Of course, this is open to debate, and whatever work for you works for you...
|Do you live in MN???||mmquest|
Apr 26, 2002 7:05 PM
|I almost posted the same thing yesterday! I FLEW on my way out (and was a little concerned that, at 50kph, I didn't feel any wind!) and had a good HR. But, on my way back into the headwind, couldn't seem to get my HR over 160 for any length of time. Maybe it is mental, but I was pushing as hard as I could. Beats me...but you are not alone!|
|re: I am sick of riding into headwind!!!!!!||Chen2|
Apr 26, 2002 6:13 AM
|We ride in a lot of wind here in the Southwest and I've found that using a cadence meter to help select gears will improve speed and endurance. Into a headwind if I keep my cadence above 90 I can make more speed and go farther than if I try to push a bigger gear.
Apr 26, 2002 6:37 AM
|What doesn't kill you makes you stronger!!! Lance knows that! I know that from going headfirst into the ground at 60 km/h :) And ya Lance's recovery was amazing but who knows mine might be better!? Go to podiumbound.ca and give me a call if you don't want to start flaming on here!!! I'll back up every persons arguement :)|
|turn around. :) (nm)||Duane Gran|
Apr 26, 2002 7:21 AM
|ride backwards? :-) nm||DougSloan|
Apr 26, 2002 7:22 AM
|Think of riding into the wind as a nice long climb. nm||dirtbag|
Apr 26, 2002 7:34 AM
|While we're on the subject....||Jon Billheimer|
Apr 26, 2002 9:22 AM
|Maybe some of you wind gurus can answer a couple of questions that have long bothered me. When riding into a strong wind I have a hard time getting my heart rate up without feeling like I'm blowing up completely. And I have a difficult time regulating my breathing--something about the wind blowing directly into my face that seems to disrupt everything. Anyone else have similar experiences, an explanation of the mechanisms involved, and some solutions?|
Apr 26, 2002 1:08 PM
|I think it's pride.

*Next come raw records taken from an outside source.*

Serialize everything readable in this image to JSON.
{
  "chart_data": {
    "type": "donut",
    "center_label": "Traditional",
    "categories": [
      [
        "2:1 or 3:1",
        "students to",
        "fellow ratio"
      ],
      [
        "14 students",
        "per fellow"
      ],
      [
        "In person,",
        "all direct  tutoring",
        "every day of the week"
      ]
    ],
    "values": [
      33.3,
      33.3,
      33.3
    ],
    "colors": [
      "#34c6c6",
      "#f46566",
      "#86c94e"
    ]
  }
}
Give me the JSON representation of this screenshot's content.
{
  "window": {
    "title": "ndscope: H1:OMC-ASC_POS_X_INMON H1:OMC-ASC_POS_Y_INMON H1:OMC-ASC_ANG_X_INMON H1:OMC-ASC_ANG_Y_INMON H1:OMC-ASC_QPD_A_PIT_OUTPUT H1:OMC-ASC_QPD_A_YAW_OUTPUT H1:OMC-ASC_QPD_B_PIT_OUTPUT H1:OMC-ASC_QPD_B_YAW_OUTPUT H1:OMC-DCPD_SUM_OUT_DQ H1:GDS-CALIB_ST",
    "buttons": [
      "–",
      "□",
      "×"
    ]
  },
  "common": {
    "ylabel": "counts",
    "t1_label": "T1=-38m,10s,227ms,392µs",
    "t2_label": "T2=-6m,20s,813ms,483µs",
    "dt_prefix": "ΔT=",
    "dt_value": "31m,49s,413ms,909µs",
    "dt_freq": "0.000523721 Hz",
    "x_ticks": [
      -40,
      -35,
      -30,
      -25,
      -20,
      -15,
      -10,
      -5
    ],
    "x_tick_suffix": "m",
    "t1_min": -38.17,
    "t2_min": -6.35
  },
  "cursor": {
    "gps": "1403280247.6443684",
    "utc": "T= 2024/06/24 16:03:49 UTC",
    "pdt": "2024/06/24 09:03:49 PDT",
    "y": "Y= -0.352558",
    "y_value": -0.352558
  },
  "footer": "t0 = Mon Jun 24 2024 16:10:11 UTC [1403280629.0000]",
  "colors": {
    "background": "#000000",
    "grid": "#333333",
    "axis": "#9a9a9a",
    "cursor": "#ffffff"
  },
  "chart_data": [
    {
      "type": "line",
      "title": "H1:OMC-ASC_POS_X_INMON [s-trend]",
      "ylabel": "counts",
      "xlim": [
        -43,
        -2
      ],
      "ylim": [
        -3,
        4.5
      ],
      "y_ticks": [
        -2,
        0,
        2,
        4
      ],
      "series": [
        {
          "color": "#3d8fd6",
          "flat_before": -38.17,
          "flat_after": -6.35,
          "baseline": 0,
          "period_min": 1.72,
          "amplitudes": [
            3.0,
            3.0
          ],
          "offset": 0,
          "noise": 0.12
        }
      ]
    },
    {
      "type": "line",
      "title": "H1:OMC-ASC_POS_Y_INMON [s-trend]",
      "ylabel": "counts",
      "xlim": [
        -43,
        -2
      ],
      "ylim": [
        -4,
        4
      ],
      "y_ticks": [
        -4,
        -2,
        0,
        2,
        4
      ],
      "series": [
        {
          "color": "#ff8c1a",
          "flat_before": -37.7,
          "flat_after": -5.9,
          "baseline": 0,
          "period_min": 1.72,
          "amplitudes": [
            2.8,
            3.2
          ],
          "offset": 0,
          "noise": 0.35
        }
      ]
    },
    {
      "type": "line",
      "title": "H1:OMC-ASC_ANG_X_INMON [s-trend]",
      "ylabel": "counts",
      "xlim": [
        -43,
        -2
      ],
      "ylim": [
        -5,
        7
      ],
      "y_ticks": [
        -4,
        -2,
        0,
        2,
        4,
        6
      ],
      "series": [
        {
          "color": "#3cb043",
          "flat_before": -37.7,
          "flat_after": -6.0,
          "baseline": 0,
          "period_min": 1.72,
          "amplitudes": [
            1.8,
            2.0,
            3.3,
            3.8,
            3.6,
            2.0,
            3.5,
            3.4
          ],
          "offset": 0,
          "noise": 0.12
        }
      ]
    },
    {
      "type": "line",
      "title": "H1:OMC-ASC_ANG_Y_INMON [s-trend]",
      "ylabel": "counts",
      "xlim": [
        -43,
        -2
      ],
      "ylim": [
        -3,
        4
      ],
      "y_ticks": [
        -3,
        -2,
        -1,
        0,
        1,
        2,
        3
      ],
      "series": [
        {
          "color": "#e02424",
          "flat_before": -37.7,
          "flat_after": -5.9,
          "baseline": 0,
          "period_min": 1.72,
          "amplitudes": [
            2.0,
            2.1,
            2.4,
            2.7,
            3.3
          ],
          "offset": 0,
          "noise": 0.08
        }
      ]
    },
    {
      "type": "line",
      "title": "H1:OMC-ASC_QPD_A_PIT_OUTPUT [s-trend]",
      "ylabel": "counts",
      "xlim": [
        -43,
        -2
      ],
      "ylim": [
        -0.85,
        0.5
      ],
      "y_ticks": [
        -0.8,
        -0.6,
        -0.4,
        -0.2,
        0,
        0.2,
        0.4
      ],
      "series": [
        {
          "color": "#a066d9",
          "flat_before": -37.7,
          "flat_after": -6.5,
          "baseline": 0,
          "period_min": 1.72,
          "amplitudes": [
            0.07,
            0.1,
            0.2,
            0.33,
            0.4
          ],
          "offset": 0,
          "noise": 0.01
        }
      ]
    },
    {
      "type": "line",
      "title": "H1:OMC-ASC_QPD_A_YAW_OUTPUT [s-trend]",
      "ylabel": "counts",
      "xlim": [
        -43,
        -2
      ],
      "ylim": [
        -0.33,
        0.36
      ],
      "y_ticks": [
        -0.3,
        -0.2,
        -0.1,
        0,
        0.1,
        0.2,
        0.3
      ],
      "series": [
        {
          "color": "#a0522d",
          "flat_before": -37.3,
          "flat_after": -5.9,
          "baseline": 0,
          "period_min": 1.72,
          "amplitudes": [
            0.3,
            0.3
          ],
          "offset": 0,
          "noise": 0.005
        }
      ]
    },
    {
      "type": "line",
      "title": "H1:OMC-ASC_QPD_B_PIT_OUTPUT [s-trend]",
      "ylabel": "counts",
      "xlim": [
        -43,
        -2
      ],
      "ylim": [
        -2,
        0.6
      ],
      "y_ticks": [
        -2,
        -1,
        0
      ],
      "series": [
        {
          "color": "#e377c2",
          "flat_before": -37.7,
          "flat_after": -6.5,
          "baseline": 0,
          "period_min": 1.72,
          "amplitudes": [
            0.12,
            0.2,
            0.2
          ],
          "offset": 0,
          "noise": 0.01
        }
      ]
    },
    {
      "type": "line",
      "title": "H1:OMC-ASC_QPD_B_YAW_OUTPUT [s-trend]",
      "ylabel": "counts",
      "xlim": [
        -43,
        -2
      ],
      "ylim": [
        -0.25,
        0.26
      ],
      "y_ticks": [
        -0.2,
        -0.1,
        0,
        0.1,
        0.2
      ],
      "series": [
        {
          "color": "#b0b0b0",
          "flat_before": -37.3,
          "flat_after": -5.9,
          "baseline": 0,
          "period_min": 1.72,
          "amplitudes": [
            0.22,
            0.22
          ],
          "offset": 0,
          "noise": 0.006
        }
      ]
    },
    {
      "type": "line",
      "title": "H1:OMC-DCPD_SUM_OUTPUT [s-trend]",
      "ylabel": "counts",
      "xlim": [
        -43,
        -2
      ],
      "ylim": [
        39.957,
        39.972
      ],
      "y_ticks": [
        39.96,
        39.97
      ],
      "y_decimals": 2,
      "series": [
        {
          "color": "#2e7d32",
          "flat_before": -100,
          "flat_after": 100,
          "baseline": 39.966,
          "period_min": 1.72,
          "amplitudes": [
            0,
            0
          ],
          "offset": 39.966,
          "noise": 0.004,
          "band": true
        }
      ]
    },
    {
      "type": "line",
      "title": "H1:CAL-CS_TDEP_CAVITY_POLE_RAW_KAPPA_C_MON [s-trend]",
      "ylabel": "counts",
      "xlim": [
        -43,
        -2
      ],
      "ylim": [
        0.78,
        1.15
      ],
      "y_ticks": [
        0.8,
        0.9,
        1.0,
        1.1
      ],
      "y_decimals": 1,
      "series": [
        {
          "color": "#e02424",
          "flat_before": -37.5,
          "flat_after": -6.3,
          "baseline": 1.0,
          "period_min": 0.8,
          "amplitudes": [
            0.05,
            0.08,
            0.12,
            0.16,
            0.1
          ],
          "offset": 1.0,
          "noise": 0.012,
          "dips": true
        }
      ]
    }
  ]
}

When climbing a great big hill at 5 mph, you are admired by everyone. When struggling on flat ground at 10 mph into a 30 mph wind, no one has any clue what you are going through; you just look wimpy and slow. So, you hammer your guts out purely out of pride. Hills are visable. Wind isn't.
It's a theory.
|pride-I fully agree.(nm)||Crankist|
Apr 26, 2002 7:04 PM
|Headwinds are good!||jaybird|
Apr 26, 2002 9:23 AM
|Especially if you fart a lot.
I wonder if the term "breaking wind" came from cycling?
just something to ponder on your rides this weekend.
keep the rubber side down,
Apr 26, 2002 11:45 AM
|Someone here once compared hills to wind, and everyone agreed that they would rather train on a long hill than ride into a headwind. At least you know there's an end to the hill, I guess.
On most days, I face a headwind into work. I would rather work hard on my way home, but I'm not about to move south of town to accomplish that. Then it is fun to ride that tailwind home and hammer away. I can get a decent workout either way.
Then there are those horrible days when the wind seemingly shifts mid-day, and I face a headwind both ways. Damn, that's not fair.